Como resultó público y notorio, hace unos días la opositora alcaldesa de Cuauhtémoc, Alessandra Rojo de la Vega, retiró de una plaza pública un par de esculturas —bastante feas, por cierto— de Fidel Castro y Ernesto El Che Guevara. Como era de esperarse, el oficialismo y su corifeo reaccionaron criticando la medida y desgarrándose las vestiduras.
El acto tiene varias implicaciones y aristas de análisis. En primer lugar, remover o destruir una estatua, placa o cualquier elemento conmemorativo que haga alusión a un personaje o pasaje de la historia podría considerarse estéril. Eso no cambia los hechos, por más que se trate de argumentar que tiene el propósito de revisar “la Historia” a la luz de posteriores valores políticos y sociales, con el propósito de que las siguientes generaciones no repitan el error de reconocer a determinado personaje o proceso histórico caído en desgracia.
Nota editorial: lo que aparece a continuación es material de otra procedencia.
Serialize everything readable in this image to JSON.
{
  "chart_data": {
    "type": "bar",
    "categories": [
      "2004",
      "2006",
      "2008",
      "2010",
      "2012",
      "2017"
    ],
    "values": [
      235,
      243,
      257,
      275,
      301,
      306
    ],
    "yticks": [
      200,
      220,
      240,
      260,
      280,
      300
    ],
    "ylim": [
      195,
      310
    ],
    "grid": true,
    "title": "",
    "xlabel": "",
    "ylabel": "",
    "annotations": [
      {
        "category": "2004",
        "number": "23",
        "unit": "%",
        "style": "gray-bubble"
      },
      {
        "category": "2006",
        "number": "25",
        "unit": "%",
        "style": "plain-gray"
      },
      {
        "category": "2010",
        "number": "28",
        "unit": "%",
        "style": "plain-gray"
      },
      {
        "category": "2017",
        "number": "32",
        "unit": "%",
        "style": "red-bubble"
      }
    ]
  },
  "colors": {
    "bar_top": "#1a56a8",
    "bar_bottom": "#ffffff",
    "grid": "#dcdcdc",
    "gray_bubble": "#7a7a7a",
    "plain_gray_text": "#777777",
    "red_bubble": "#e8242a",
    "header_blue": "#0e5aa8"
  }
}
Para la izquierda latinoamericana de las últimas décadas, hay dos grandes hitos fundacionales: la elección de Salvador Allende en Chile (así como el golpe de Estado que dio fin a su vida y gobierno) y la Revolución cubana; ambos, referentes de lo que serían distintos movimientos. El primero, de la rama reformista e institucional, que apostó por el cambio a través de elecciones. El segundo, de la rama rupturista, que ve la ruta revolucionaria como única vía de transformación social. En la actualidad, para cierta izquierda latinoamericana es indispensable mantener el romanticismo de la Revolución cubana y ubicar a Castro y Guevara como los más nobles héroes. Los gobiernos del obradorato en México caen en este tenor.

Ocurrencia mediática
Concedamos que hubo un cierto consenso favorable en la primerísima etapa del movimiento, hacia 1959, cuando la revolución buscaba revertir los gravísimos excesos de la dictadura de Fulgencio Batista. Lo que los idólatras de Castro y seguidores no quieren reconocer es la dictadura decadente en la que muy pronto convirtieron a Cuba, un régimen que aplastaba y sigue aplastando la pluralidad y las libertades, como quedó plenamente evidenciado desde el lamentable Caso Padilla, todo un cisma para la intelectualidad que generalizadamente, hasta entonces, veía con simpatía al régimen. El incidente provocó una división entre quienes denunciaron las atrocidades de lo que seguiría como una cadena de horrores, y quienes cómoda y obsequiosamente respaldaron de manera irreflexiva —y lo siguen haciendo— a la dictadura cubana.
Hay quienes dicen que toda revolución necesariamente acarrea hechos violentos y muertes, lo que lleva a relativizar los arteros asesinatos de los que fueron responsables Castro y Guevara. Incluso, en algo que resulta francamente aberrante, algunas personas o colectivos de la diversidad sexual siguen apoyando a esos “próceres” y a ese régimen. O no se han enterado, o se resisten a reconocer que, para Castro y Guevara, los homosexuales eran “lacras sociales”, “pervertidos” que distaban absolutamente del “hombre nuevo revolucionario” y que fueron denunciados y llevados a campos de trabajos forzados, a ver si así se lograba la “conversión revolucionaria”. Guevara es, en este aspecto, un referente histórico de las vejaciones contra homosexuales en la historia de América Latina.
Que cada quien juzgue si lo realizado por Rojo de la Vega fue correcto. Queda claro que fue una acuciosa e incómoda provocación, fijando una agenda de discusión capitalina y nacional y propinando a los amantes de la dictadura cubana una buena moraleja histórica.